1.7 La Tragedia

Fu Atene, la città-stato democratica per eccellenza, che creò e patrocinò la tragedia, una forma d’arte che ricevette subito il posto d’onore, dopo Omero, su ogni altra forma poetica, non solo tra gli Ateniesi ma fra i Greci in generale. Plutarco racconta nella Vita di Nicia che alcuni degli Ateniesi catturati a Siracusa nel 413 ebbero salva la vita grazie alla loro capacità di recitare Euripide a memoria. E ciò attesta ottimamente la dignità che la tragedia aveva raggiunto. Le sue origini sono però oscure. La poesia lirica trova la sua origine nel fatto che gli uomini hanno sempre impiegato il canto in occasione di solennità e soprattutto nelle loro relazioni con gli dei. La poesia lirica, come indica il nome, era una poesia che veniva accompagnata dal suono della lira (e successivamente anche dal flauto). Spesso il canto, specie se era corale, accompagnava una danza o un mimo e qualche volta i danzatori portavano una maschera per rappresentare, per esempio, i satiri sempre associati con Dioniso.

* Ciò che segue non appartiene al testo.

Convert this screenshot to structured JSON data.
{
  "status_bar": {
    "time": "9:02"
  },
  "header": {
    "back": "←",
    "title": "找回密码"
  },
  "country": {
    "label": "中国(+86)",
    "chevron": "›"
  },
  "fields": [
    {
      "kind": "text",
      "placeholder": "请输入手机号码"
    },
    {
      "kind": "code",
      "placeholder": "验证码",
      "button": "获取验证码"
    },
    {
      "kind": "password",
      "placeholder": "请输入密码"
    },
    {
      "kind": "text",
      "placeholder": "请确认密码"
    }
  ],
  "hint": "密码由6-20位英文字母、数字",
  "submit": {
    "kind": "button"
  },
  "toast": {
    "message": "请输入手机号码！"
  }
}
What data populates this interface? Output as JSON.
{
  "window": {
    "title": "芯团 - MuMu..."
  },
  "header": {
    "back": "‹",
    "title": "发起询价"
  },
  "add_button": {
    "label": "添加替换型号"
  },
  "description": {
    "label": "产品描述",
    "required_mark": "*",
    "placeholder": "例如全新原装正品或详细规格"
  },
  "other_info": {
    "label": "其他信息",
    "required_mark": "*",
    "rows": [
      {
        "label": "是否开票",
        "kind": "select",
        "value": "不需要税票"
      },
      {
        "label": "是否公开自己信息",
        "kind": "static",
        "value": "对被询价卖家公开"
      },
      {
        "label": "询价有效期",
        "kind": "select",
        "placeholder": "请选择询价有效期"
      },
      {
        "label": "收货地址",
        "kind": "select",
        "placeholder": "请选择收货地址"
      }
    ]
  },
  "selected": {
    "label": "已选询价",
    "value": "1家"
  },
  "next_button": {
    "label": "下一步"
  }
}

E non deve sorprendere che la divinità centrale fosse Dioniso, in questo tentativo compiuto nella Grecia del VI secolo di mettere la poesia lirica, in una relazione organica con antichi riti. Come Demetra, la dea della fertilità, Dioniso occupava un posto speciale nel Pantheon degli dei: praticamente ignorato da Omero, e non incluso tra gli dei olimpici, sebbene fosse figlio di Zeus, Dioniso raggiunse una posizione eminente nella religione ufficiale dello Stato, pur restando un dio prevalentemente popolare, il dio del vino e della baldoria, dell’estasi, della frenesia e dei riti orgiastici.

La combinazione tra poesia lirica e rituale dionisiaco costituì la preistoria della tragedia. Quel che ne derivò, infatti, non era né una danza rituale, né una celebrazione corale del dio, né una combinazione delle due cose, ma qualche cosa di nuovo e di diverso, cioè il teatro. A questo punto, dunque, i Greci, o meglio gli Ateniesi, inventarono l’idea del teatro, così come inventarono tante altre istituzioni sociali e culturali che poi restarono come parte ovvia del patrimonio dell’Occidente.

L’idea del teatro si traduceva in drammi e attori mediante i quali individui privati, non dotati di alcuna autorità sacerdotale o di altro genere, esaminavano pubblicamente il destino dell’uomo, e lo commentavano, non limitandosi ad intonare inni agli dei o ad inscenare un dramma rituale, come nella rievocazione del mito di Demetra che sembra fosse il momento culminante dei misteri eleusini, ma rappresentando un’azione poetica che, nonostante i molti elementi legati alla tradizione, era una creazione del drammaturgo. I greci accostavano la tragedia all’epica poiché questa nuova creazione era altrettanto audace e rivoluzionaria, con un’efficacia destinata a sopravvivere lungamente alla società che l’aveva prodotta.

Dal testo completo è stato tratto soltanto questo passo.